Wow thank you all for taking to time read my rant and to give me such thoughtful and helpful feedback.
I agree that cancelling would be storing problems up for th future so I think I will go ahead with letting them stay.
The comments about my dad are very interesting. He is a committed catholic and I used to think that was why he didn't get divorced but I have come to see that there must be something more to it than that. Until I had DD I just assumed he didn't want to take sides but, since realising that if DH so much as uttered a tiny percentage of the horrors I had thrown at me on a daily basis (not that he would), I would happily march out with DD and live in the garden shed rather than expose her to such tosh, I think it isn't that simple.
So on some level I think DF is complicit in all of this. I remember being struck by the craziness that he is a brave man who risked his life to fight for his country but telling my mother to shut up when she was clearly damaging me was beyond him. I refuse to believe that she is nearly as scary as an army of argentinians trying to kill you... Although sometimes I think the army would have been a more preferable foe because at least you knew what they were up to!
I love the "did you mean that to sound so rude" comment. Genius. I will be informing DH that we will sprinkle that liberally around any conversation with my mother.
Fortunately DH totally sees what the bitter old boot is like. I think it was when she started telling him that I was very lazy, didn't work hard enough at school / uni and am basically wasting my life away doing nothing of importance that his hackles were well and truly up. She seems to use slagging me off as a way of bonding with other people ... Which is odd as most people find a mother slagging off her daughter quite repulsive; especially if you are married to said daughter so there's a chance you've decided you quite like her!
Sadly my brothers don't get it. They both conformed to what my mother saw as a worthwhile career (both in the forces) and wee both married and had kids by the time they were 21. I had the audacity to be self employed in a totally non military environment and to wait until the very old age of 36 to have DD! So, according to my mother, the sun shines out of my DBs' arses and I am the devil. Which is nice for me.
I tried talking to my brothers about it when my mother called me up the day before my finals at uni and told me that DF needed a heart transplant. This was not true in any way (DF is as fit as an ox). My brothers just said I must have misremembered the conversation. Y'know because that is the kind of thing you'd probably misremember isn't it? I often confuse "your dad's just nipped down the shops to get a paper" with " your dad needs a heart transplant." FFS.

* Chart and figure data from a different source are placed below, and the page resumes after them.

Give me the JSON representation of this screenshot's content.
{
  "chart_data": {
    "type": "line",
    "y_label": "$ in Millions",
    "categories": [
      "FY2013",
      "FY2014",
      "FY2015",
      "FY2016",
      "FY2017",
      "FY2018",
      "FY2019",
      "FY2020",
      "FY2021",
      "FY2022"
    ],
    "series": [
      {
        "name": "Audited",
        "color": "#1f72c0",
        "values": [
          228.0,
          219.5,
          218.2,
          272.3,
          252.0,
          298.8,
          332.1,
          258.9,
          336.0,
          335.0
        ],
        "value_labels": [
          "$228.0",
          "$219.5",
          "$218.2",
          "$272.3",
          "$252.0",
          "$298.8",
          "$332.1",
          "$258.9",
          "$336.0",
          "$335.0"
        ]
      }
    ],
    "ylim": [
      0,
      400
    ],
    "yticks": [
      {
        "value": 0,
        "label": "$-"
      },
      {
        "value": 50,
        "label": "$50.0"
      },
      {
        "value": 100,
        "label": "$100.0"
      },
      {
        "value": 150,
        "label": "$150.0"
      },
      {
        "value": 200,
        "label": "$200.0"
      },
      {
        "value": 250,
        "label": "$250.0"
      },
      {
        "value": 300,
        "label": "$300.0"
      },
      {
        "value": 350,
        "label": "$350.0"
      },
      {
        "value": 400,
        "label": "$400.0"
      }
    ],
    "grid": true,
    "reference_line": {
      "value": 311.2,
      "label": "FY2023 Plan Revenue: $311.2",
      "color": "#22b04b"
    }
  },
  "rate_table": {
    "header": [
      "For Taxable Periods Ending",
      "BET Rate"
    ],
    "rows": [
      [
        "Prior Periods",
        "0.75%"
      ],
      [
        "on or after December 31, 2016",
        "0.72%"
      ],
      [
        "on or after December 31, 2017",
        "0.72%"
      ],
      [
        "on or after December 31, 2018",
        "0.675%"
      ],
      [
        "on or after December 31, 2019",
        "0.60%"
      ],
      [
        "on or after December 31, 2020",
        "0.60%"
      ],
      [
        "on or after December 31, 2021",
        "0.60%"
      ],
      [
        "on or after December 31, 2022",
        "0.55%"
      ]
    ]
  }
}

Strangely, my nieces do get it. She is a controlling and judgemental old hag to them and they hate it. She used to delight in slagging me off to them (which they found confusing as i get on well with them) but they are now all over 20 and simply tell her to shut up.
I have no idea how to broach this with my father. I feel I should warn him that I am not going to take any more of her shit and he needs to rein her in or bring some of his old body armour up when they come to stay.
I think the fear, obligation, guilt point is a good one. That is exactly how I used to feel but I won't accept it any more - which, I suppose, means I have to prepare for the consequences.
One of my friends said to me that they thought my mother was very narcissistic. I know what the word means in the general sense but can anyone tell me what it means in terms of parenting? Or point me in the direction of a book that could enlighten me?
I will def read the toxic parents book.
I am so sorry to hear that other people have had similar experiences but it does make me feel less isolated and more like this whole mess is my mother's problem, not mine.
I simply won't let this shit get anywhere near my DD. Even if it is going to cause huge family friction, I'm determined not to let her be part of this cycle.